The Public Prosecution Service raised questions about H.’s mental state, saying that there were indications that H. had other motives for the murders, apart from the delusions he claimed in his various statements.
The Prosecutor also criticized H.’s parents in court, according to the Telegraaf. H. was staying at his parents’ home in Brunssum when he murdered the two people in Brunssummerheide. His parents already knew that he was struggling with his mental health. On the day of the Brunssummerheide murders, May 7, H. left their home at around 10:15 a.m. and returned, covered in blood and apparently disorientated, at 1:30 p.m, the Prosecutor said.
By then it was already known that two people had been killed in the nature reserve, and the Scheveningen murder three days prior was also national news. According to the Prosecutor, it should “at least have crossed [the parents’] minds that their son had something to do with it”. They should have called the police. Instead, “they washed his clothes and the knife,” the Prosecutor said.
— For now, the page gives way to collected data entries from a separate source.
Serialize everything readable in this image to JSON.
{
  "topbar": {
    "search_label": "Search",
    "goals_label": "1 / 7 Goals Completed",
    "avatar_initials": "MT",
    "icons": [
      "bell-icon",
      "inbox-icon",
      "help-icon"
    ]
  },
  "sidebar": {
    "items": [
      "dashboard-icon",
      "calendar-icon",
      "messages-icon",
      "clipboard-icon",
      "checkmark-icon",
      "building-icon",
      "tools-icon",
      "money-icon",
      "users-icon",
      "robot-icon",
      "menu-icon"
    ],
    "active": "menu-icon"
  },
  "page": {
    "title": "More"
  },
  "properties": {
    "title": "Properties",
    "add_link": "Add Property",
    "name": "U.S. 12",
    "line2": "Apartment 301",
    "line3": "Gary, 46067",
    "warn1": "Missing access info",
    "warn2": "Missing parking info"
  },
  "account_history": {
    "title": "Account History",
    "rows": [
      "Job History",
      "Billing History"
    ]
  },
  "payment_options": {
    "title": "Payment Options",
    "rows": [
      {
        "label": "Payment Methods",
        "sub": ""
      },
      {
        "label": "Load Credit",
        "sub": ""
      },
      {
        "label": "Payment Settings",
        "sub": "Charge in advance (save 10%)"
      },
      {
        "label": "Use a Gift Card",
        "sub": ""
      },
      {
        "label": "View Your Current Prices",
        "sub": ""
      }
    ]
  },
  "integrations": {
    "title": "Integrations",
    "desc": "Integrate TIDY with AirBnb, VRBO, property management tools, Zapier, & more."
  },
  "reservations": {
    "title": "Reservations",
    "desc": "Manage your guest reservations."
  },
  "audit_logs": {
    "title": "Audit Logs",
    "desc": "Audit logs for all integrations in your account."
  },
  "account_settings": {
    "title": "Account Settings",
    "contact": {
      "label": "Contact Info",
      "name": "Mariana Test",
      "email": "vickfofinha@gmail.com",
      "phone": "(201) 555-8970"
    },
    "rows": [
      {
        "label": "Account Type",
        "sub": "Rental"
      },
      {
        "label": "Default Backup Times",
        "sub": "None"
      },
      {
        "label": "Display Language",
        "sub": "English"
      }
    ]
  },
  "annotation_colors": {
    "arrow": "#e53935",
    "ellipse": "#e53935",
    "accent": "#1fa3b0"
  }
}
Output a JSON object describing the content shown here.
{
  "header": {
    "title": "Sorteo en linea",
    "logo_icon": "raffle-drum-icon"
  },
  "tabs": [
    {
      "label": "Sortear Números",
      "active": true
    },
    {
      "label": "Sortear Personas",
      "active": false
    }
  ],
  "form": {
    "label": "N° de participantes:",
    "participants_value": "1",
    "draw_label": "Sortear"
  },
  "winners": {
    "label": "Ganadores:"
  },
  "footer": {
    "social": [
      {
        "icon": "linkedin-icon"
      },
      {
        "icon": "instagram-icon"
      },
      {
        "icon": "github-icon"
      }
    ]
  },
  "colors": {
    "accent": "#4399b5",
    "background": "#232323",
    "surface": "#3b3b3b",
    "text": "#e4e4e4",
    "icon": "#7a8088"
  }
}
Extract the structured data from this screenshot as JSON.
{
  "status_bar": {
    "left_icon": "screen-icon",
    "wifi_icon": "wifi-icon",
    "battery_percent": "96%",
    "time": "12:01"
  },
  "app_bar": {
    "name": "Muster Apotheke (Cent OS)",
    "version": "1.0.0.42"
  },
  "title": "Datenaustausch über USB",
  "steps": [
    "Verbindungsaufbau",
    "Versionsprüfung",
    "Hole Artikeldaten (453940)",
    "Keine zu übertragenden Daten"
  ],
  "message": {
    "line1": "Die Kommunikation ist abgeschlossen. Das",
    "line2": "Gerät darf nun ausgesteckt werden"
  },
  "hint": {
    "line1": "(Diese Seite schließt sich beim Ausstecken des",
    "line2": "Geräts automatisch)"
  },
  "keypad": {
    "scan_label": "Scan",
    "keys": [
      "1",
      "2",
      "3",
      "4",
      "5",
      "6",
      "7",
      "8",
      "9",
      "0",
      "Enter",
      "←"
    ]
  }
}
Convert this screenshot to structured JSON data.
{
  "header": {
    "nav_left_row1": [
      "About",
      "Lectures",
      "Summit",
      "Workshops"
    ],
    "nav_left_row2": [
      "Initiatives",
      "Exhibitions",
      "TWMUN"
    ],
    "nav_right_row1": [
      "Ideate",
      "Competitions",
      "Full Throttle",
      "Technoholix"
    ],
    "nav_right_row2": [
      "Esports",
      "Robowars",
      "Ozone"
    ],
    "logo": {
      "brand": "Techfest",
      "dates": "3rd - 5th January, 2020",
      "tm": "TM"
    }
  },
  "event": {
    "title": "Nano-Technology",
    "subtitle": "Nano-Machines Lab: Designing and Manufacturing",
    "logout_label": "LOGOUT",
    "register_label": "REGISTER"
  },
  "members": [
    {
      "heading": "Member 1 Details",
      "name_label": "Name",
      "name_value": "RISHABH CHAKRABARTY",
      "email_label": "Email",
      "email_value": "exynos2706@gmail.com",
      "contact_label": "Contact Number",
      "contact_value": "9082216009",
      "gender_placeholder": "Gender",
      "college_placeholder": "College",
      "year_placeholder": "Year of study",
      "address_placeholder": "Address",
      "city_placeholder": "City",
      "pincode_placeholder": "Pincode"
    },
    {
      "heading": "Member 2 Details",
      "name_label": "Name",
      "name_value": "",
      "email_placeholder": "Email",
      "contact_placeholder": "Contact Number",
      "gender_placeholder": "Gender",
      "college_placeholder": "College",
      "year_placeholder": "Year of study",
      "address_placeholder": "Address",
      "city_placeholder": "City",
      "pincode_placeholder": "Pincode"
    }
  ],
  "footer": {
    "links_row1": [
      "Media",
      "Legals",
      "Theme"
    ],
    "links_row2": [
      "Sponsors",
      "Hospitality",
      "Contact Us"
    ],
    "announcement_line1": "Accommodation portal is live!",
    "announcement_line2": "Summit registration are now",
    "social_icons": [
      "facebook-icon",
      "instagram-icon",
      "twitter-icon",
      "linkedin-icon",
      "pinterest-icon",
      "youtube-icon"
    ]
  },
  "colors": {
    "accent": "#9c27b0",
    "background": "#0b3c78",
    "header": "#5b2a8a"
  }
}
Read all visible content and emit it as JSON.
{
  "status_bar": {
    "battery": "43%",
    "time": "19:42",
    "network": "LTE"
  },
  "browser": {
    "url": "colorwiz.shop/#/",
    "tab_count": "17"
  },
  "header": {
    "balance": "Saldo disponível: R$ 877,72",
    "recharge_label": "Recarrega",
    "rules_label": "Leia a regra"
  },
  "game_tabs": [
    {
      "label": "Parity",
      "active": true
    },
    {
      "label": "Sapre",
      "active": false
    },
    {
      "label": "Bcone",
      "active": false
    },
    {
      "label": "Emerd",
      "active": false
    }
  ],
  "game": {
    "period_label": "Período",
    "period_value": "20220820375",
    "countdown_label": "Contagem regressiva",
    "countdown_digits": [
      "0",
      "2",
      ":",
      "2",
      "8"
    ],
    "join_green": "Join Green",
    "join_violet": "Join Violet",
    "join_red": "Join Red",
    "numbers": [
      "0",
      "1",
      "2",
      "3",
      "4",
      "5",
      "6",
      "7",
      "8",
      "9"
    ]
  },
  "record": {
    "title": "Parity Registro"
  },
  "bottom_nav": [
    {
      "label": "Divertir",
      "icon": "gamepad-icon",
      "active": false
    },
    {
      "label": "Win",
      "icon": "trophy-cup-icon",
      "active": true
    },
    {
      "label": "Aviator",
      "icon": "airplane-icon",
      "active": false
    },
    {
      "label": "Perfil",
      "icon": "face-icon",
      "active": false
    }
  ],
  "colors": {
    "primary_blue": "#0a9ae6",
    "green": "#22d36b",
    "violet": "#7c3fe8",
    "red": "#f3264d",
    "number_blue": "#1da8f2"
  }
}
The Prosecutor also pointed out that while H. was admitted to the Mondriaan mental health institution, his parents went to his studio apartment in The Hague and tidied up. “A strange action,” the Prosecutor said, adding that they “disrupted the trace evidence image”.
The trial will conclude on Wednesday. The verdict will be handed down on July 30, and if found guilty, the court will also reveal the sentence.